Journalismus braucht gute Ideen, um Leser zu informieren, zu interessieren und möglichst sogar zu begeistern. Der Lokaljournalistenpreis der Konrad Adenauer Stiftung ist eine wichtige Börse für solche Ideen. Er stellt gute Beispiele vor und lädt zum Vergleich, zum Voneinander-Lernen und zum Besser-Machen ein. Auf diese Weise trägt er zur Qualität der journalistischen Arbeit bei. Darum herzlichen Dank an die Konrad Adenauer Stiftung. Ihr Deutscher Lokaljournalistenpreis ist im Lauf der Jahre zu einem "Ritterschlag" für gute Lokalberichterstattung geworden und hat viele Redaktionen ermutigt, den ausgezeichneten Kollegen nachzueifern.
Noch schöner freilich wäre es, wenn der Wettbewerb zwischen den Lokalzeitungen nicht nur bei solchen Wettbewerben, sondern auch wieder verstärkt im journalistischen Tagesgeschäft stattfinden würde. In mehr als der Hälfte der deutschen Städte und Landkreise erscheint nur noch eine regionale Tageszeitung. Monopole aber machen bequem - auch Verbreitungsmonopole.

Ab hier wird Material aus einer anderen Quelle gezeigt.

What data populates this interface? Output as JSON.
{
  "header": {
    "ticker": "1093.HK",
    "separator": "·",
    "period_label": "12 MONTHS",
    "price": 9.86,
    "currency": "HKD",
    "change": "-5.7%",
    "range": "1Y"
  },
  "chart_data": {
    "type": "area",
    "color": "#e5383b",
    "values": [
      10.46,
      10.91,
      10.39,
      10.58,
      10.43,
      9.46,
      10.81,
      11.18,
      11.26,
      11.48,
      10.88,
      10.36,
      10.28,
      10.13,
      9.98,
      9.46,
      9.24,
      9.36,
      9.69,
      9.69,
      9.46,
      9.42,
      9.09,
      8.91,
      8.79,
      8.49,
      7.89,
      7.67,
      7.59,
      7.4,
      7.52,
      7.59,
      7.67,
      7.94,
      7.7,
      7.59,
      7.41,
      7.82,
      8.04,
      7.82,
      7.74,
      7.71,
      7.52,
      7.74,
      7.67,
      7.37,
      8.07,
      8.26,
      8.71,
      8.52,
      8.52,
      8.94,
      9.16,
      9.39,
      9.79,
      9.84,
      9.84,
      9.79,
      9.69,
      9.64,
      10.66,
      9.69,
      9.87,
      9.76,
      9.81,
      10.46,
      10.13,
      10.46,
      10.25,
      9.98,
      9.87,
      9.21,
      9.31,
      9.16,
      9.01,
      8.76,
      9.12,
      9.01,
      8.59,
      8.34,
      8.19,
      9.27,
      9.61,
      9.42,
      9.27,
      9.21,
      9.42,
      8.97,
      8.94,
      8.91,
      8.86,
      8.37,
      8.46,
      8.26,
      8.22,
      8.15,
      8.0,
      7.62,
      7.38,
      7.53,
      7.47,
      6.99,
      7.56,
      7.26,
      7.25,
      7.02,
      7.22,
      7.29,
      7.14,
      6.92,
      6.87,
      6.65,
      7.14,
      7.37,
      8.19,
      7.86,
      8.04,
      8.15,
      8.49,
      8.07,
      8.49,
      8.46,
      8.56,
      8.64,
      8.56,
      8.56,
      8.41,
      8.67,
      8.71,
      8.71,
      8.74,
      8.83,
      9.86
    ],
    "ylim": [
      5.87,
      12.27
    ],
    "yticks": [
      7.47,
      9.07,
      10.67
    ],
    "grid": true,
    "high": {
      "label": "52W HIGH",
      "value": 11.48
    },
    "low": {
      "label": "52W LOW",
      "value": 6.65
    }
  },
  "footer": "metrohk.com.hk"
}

Im Vergleich mit anderen Medien genießen Lokalzeitungen bei ihren Lesern ein besonders hohes Maß an Vertrauen. Das ist gut und spricht für ihre Arbeit. Nur ausruhen dürfen sie sich auf diesem Erfolg nicht. Vertrauen muss immer wieder neu bestärkt werden: durch sorgfältige journalistische Arbeit; durch überzeugende Ideen und durch die Einbeziehung der Leser.
Ich gratuliere allen Preisträgern des heutigen Tages. Und ich gratuliere Ihren Leserinnen und Lesern. Geben Sie ihnen und uns auch in Zukunft viel spannende "tidung".